Today’s Detroit Free Press ran an editorial that I have been preaching for a long time – Detroit should concentrate on 4-5 major areas that they can excel at and get out of being everything to everybody in all the others. Once people feel safe, trash is picked up and the lights come on at night, people will take notice and will start to see Detroit as a viable option to start a business and possibly reside. Cutting to the very basics also presents an interesting bright side – the potential to drastically lower taxes since government is not paying for services it cannot and should not deliver. Good basic services and low taxes will further the city’s growth potentially equalling that not seen since the turn of the last century when auto kings roamed the land.
Another recent set of articles in both the Free Press and the Detroit News discussed a signature project’s potential default on debt. From the Odd Fellows Hall to the Book Cadillac, the comments pro and con for government incentives were just as loud as the fight for the consent agreement. The issue isn’t whether incentives work – judiciously applied to financially sound projects, they can have a huge and lasting impact. Applied to business models that would not be successful without them dooms tax payers to squandered opportunities of our tithes to a better community.
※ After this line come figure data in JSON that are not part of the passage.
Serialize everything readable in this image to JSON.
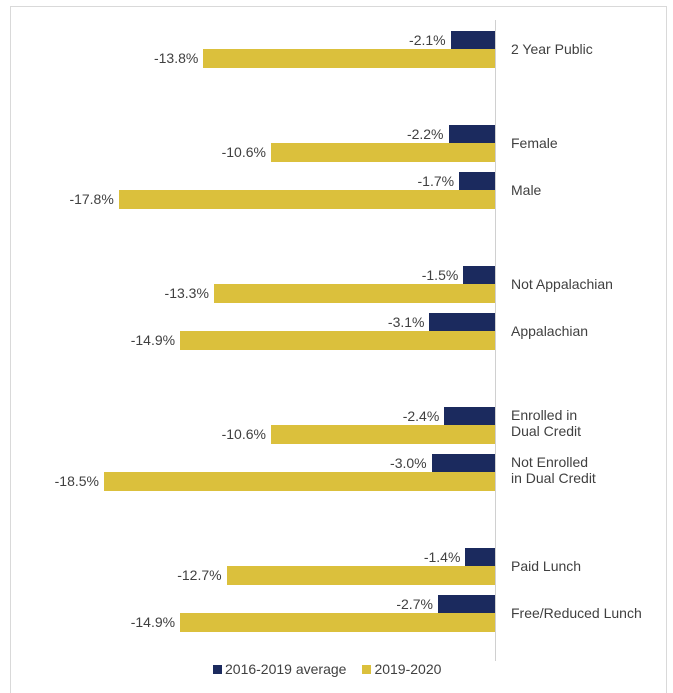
{
  "chart_data": {
    "type": "bar",
    "orientation": "horizontal",
    "categories": [
      "2 Year Public",
      null,
      "Female",
      "Male",
      null,
      "Not Appalachian",
      "Appalachian",
      null,
      "Enrolled in\nDual Credit",
      "Not Enrolled\nin Dual Credit",
      null,
      "Paid Lunch",
      "Free/Reduced Lunch"
    ],
    "series": [
      {
        "name": "2016-2019 average",
        "color": "#1b2a5e",
        "values": [
          -2.1,
          null,
          -2.2,
          -1.7,
          null,
          -1.5,
          -3.1,
          null,
          -2.4,
          -3.0,
          null,
          -1.4,
          -2.7
        ],
        "value_labels": [
          "-2.1%",
          null,
          "-2.2%",
          "-1.7%",
          null,
          "-1.5%",
          "-3.1%",
          null,
          "-2.4%",
          "-3.0%",
          null,
          "-1.4%",
          "-2.7%"
        ]
      },
      {
        "name": "2019-2020",
        "color": "#dbc03c",
        "values": [
          -13.8,
          null,
          -10.6,
          -17.8,
          null,
          -13.3,
          -14.9,
          null,
          -10.6,
          -18.5,
          null,
          -12.7,
          -14.9
        ],
        "value_labels": [
          "-13.8%",
          null,
          "-10.6%",
          "-17.8%",
          null,
          "-13.3%",
          "-14.9%",
          null,
          "-10.6%",
          "-18.5%",
          null,
          "-12.7%",
          "-14.9%"
        ]
      }
    ],
    "legend": "bottom"
  }
}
I write this blog hoping that the many efforts in the works to develop a broad based local food system, one that starts with urban farming but continues post harvest to production and transport will finally be taken off the “back burner.” Study after study demonstrate the economic impact on local economies and political will to move these projects to build stage is the next important step. Courage is the ingredient needed to unleash the potential of metropolitan agriculture – rather than constantly living in the fear of potential problems.
Detroit is at a crossroads. Detroit has been at this place in time before. Detroit has always risen above the obstacles and lived to reach another level of success. Innovation is the key that unlocks the door. Are we smart enough to put aside our differences, realize that what has worked in the past is not working today and take the bull by the horns to seize our future? I hope so, for Detroit’s future is in all our hands.